I love Nolan’s use of Kaluza’s theory of fifth-dimensional gravity as it affects the space-time continuum. Space-time has long been accepted as the traditional fourth dimension (pre-1900s). In relativity theory the combination of space and time into the space-time continuum has baffled many brains much smarter than mine for centuries.
It isn’t a big mental leap to assume that the space-time dimension is directly affected by gravity on different planets throughout Interstellar since the gravitational pull on Mercury, as example, is roughly one-third of what it is here on Earth. In the same amount of time it would take you to jump up and down on Mercury, you could jump up and down three times on Earth. What may seem like a short period of time is enough to make us think more happened in that time that we thought. In Interstellar a difference of a mere thirty minutes on one planet’s surface meant a decade of Earth time (“true time”) had passed outside the gravitational pull of the planet’s atmosphere.
I think many of us want to slow down time as we get older. Parents of young kids have told me over and over again, “I just wish I could freeze time. They grow up so fast!” The truth is we don’t have that luxury, which is what makes time so incredibly precious.

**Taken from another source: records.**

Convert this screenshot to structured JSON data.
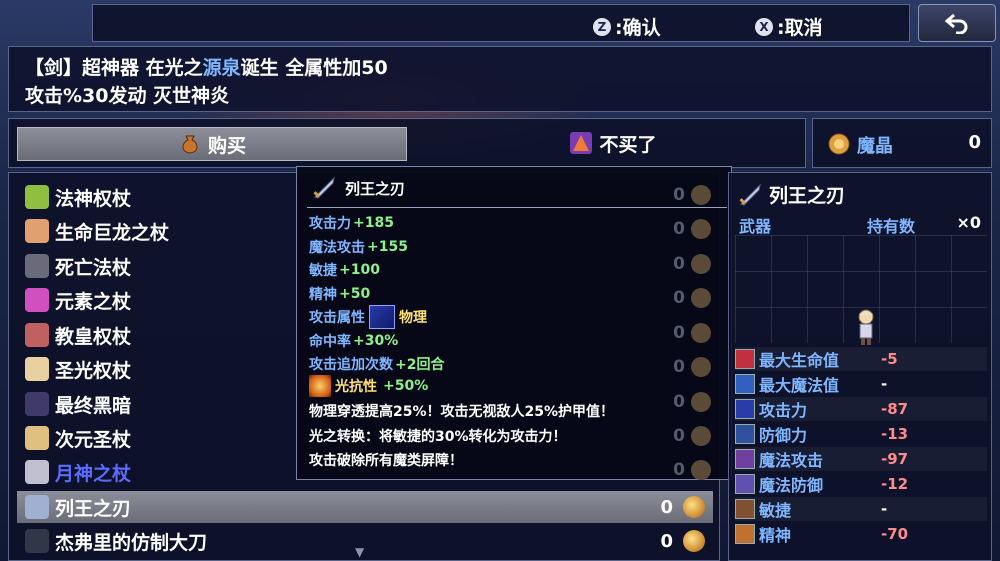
{
  "topbar": {
    "confirm": {
      "button": "Z",
      "label": ":确认"
    },
    "cancel": {
      "button": "X",
      "label": ":取消"
    }
  },
  "description": {
    "line1_a": "【剑】超神器 在光之",
    "line1_b": "源泉",
    "line1_c": "诞生 全属性加50",
    "line2": "攻击%30发动 灭世神炎"
  },
  "actions": {
    "buy": "购买",
    "no_buy": "不买了"
  },
  "currency": {
    "name": "魔晶",
    "amount": "0"
  },
  "items": [
    {
      "name": "法神权杖",
      "icon_color": "#8fbf40"
    },
    {
      "name": "生命巨龙之杖",
      "icon_color": "#e0a070"
    },
    {
      "name": "死亡法杖",
      "icon_color": "#6a6a7a"
    },
    {
      "name": "元素之杖",
      "icon_color": "#d050c0"
    },
    {
      "name": "教皇权杖",
      "icon_color": "#c06060"
    },
    {
      "name": "圣光权杖",
      "icon_color": "#e8d0a0"
    },
    {
      "name": "最终黑暗",
      "icon_color": "#403a6a"
    },
    {
      "name": "次元圣杖",
      "icon_color": "#e0c080"
    },
    {
      "name": "月神之杖",
      "icon_color": "#c0c0d0"
    },
    {
      "name": "列王之刃",
      "icon_color": "#a0b0d0",
      "count": "0"
    },
    {
      "name": "杰弗里的仿制大刀",
      "icon_color": "#303848",
      "count": "0"
    }
  ],
  "ghost_counts": [
    "0",
    "0",
    "0",
    "0",
    "0",
    "0",
    "0",
    "0",
    "0",
    "0",
    "0",
    "0"
  ],
  "tooltip": {
    "title": "列王之刃",
    "lines": [
      {
        "k": "攻击力",
        "v": "+185"
      },
      {
        "k": "魔法攻击",
        "v": "+155"
      },
      {
        "k": "敏捷",
        "v": "+100"
      },
      {
        "k": "精神",
        "v": "+50"
      },
      {
        "k": "命中率",
        "v": "+30%"
      },
      {
        "k": "攻击追加次数",
        "v": "+2回合"
      }
    ],
    "attr_label": "攻击属性",
    "attr_value": "物理",
    "light_res_label": "光抗性",
    "light_res_value": "+50%",
    "effect1": "物理穿透提高25%！攻击无视敌人25%护甲值！",
    "effect2": "光之转换：将敏捷的30%转化为攻击力！",
    "effect3": "攻击破除所有魔类屏障！"
  },
  "detail": {
    "title": "列王之刃",
    "type": "武器",
    "owned_label": "持有数",
    "owned": "×0",
    "stats": [
      {
        "name": "最大生命值",
        "value": "-5",
        "icon": "#c03040"
      },
      {
        "name": "最大魔法值",
        "value": "-",
        "icon": "#3060c0"
      },
      {
        "name": "攻击力",
        "value": "-87",
        "icon": "#2a3ca8"
      },
      {
        "name": "防御力",
        "value": "-13",
        "icon": "#3050a0"
      },
      {
        "name": "魔法攻击",
        "value": "-97",
        "icon": "#7040a0"
      },
      {
        "name": "魔法防御",
        "value": "-12",
        "icon": "#6050b0"
      },
      {
        "name": "敏捷",
        "value": "-",
        "icon": "#805030"
      },
      {
        "name": "精神",
        "value": "-70",
        "icon": "#c07030"
      }
    ]
  }
}
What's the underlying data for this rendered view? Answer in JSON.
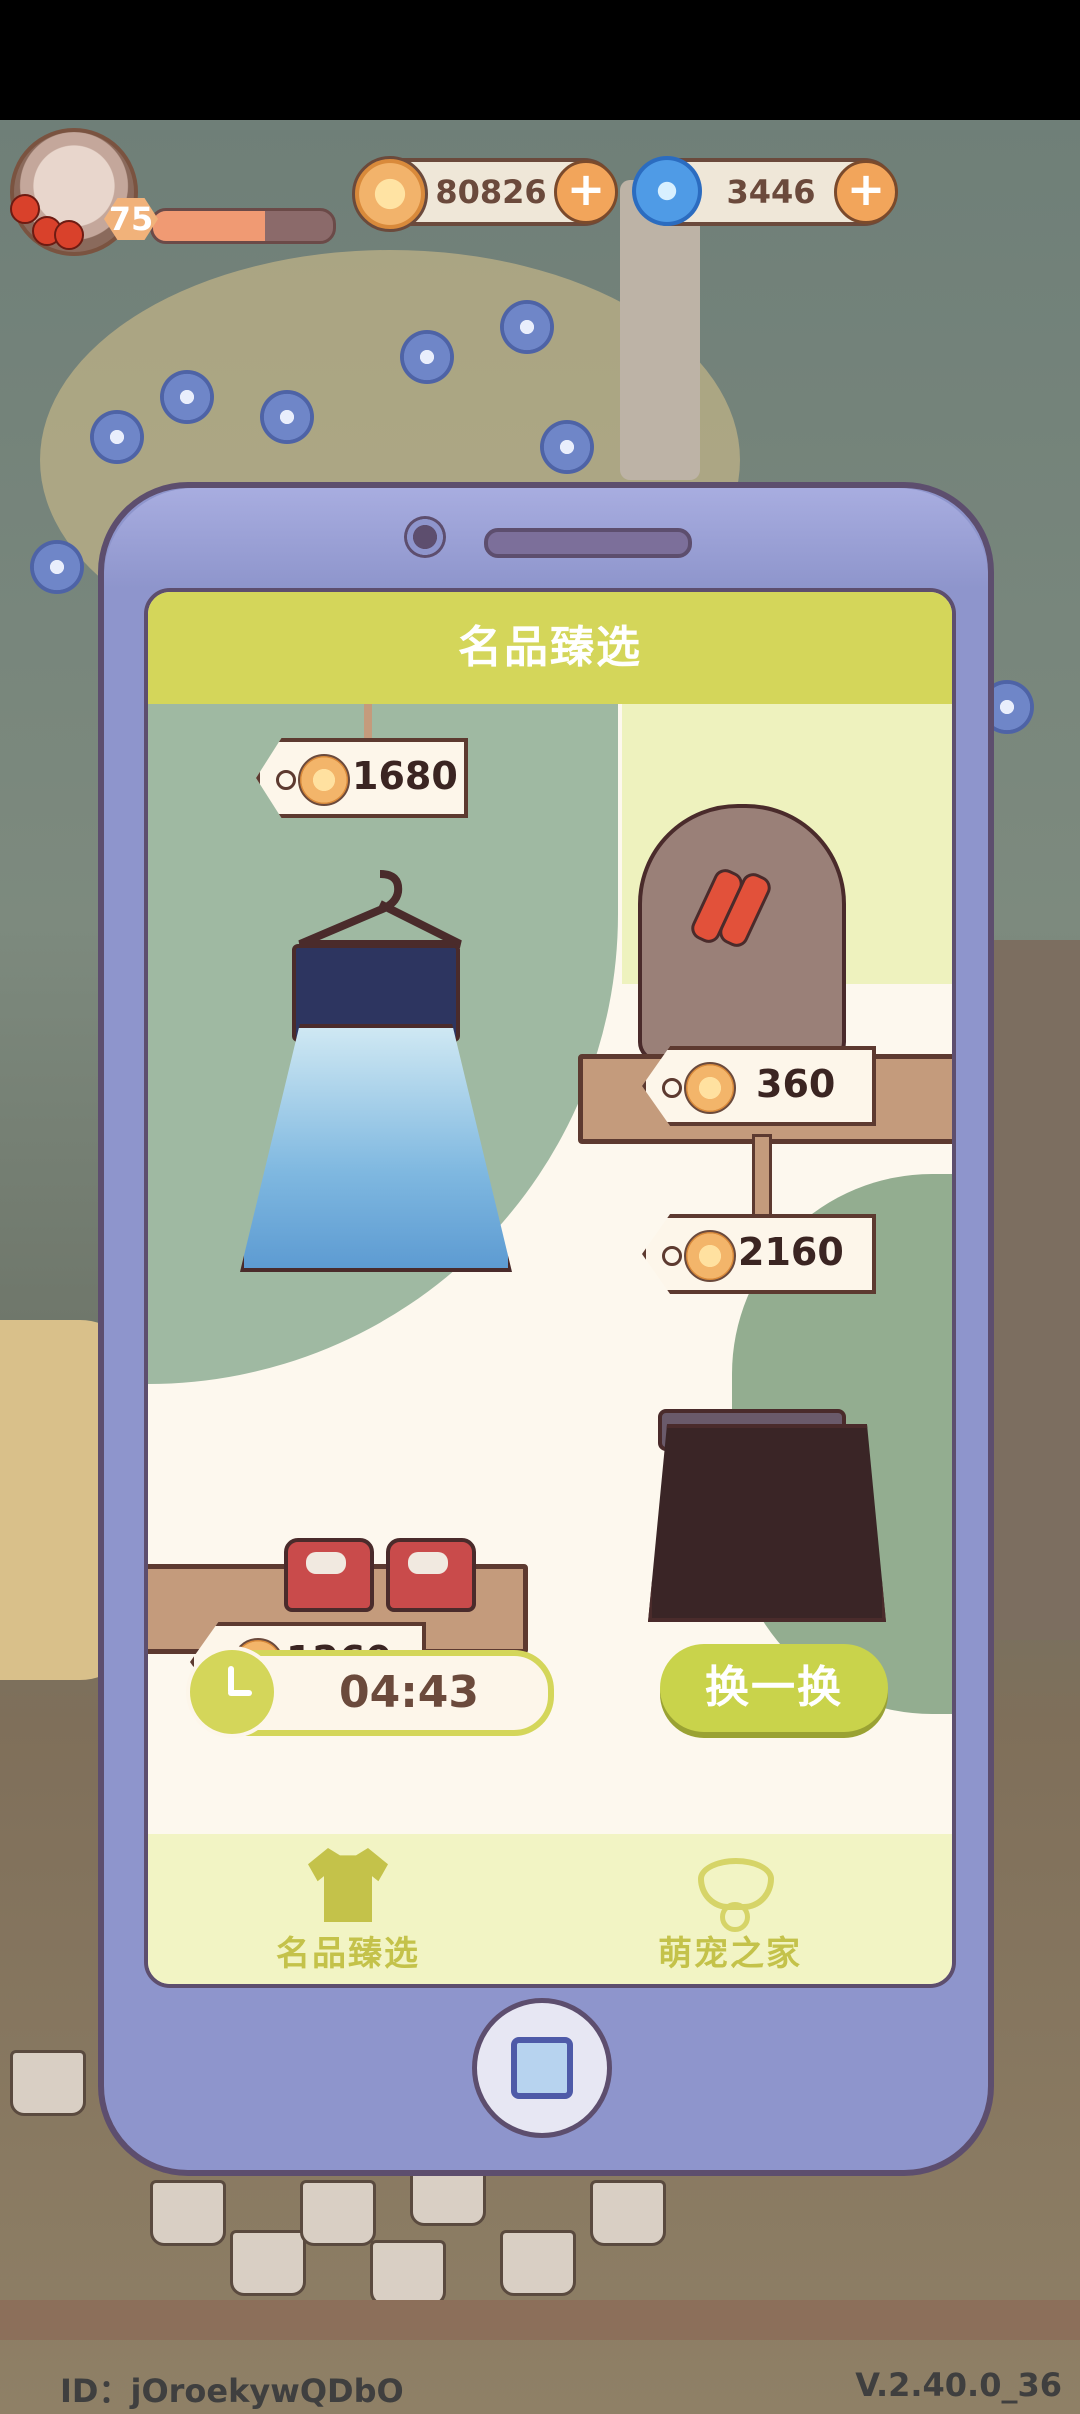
{
  "hud": {
    "level": "75",
    "hp_fraction": 0.62,
    "coins": "80826",
    "gems": "3446"
  },
  "shop": {
    "title": "名品臻选",
    "items": [
      {
        "name": "blue-dress",
        "price": "1680"
      },
      {
        "name": "red-hairpins",
        "price": "360"
      },
      {
        "name": "black-skirt",
        "price": "2160"
      },
      {
        "name": "red-shoes",
        "price": "1260"
      }
    ],
    "timer": "04:43",
    "refresh_label": "换一换"
  },
  "nav": [
    {
      "label": "名品臻选",
      "icon": "shirt-icon"
    },
    {
      "label": "萌宠之家",
      "icon": "pet-collar-icon"
    }
  ],
  "footer": {
    "id_text": "ID：jOroekywQDbO",
    "version": "V.2.40.0_36"
  },
  "colors": {
    "accent": "#d4d65a",
    "phone": "#8e95cc",
    "price_text": "#3b2522"
  }
}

The decisions and behaviors we make inside the vacuum of time (“I’m in my own little world,” no, you’re on your own little world) can sometimes greatly influence the next several weeks and months, even years that we don’t fully realize until the time is already passed.
Interstellar is only a movie, but like many stories, it speaks more truth about realities we’re needing to face against lies we’re choosing to believe: “I’ve got plenty of time,” “There’s always tomorrow,” “We’ll figure that out someday,” “It’s not worth my time,” etc. You and I and everyone else on this planet have the exact same amount of given time in a day: 24 hours. How we spend the time is in direct relation to the value of the time itself.
As gravity keeps us grounded to the physical Earth, what’s keeping you relationally grounded to those closest to you? How do you keep time and space at healthy levels so you don’t blink and miss those moments right in front of your eyes?
As the saying goes, life is what happens when you’re busy making other plans. May your plans and time and space and relational pull to those around you be enhanced by the moments God places you in today. May you not blink and miss God-given moments because you were too busy being on your own little world today.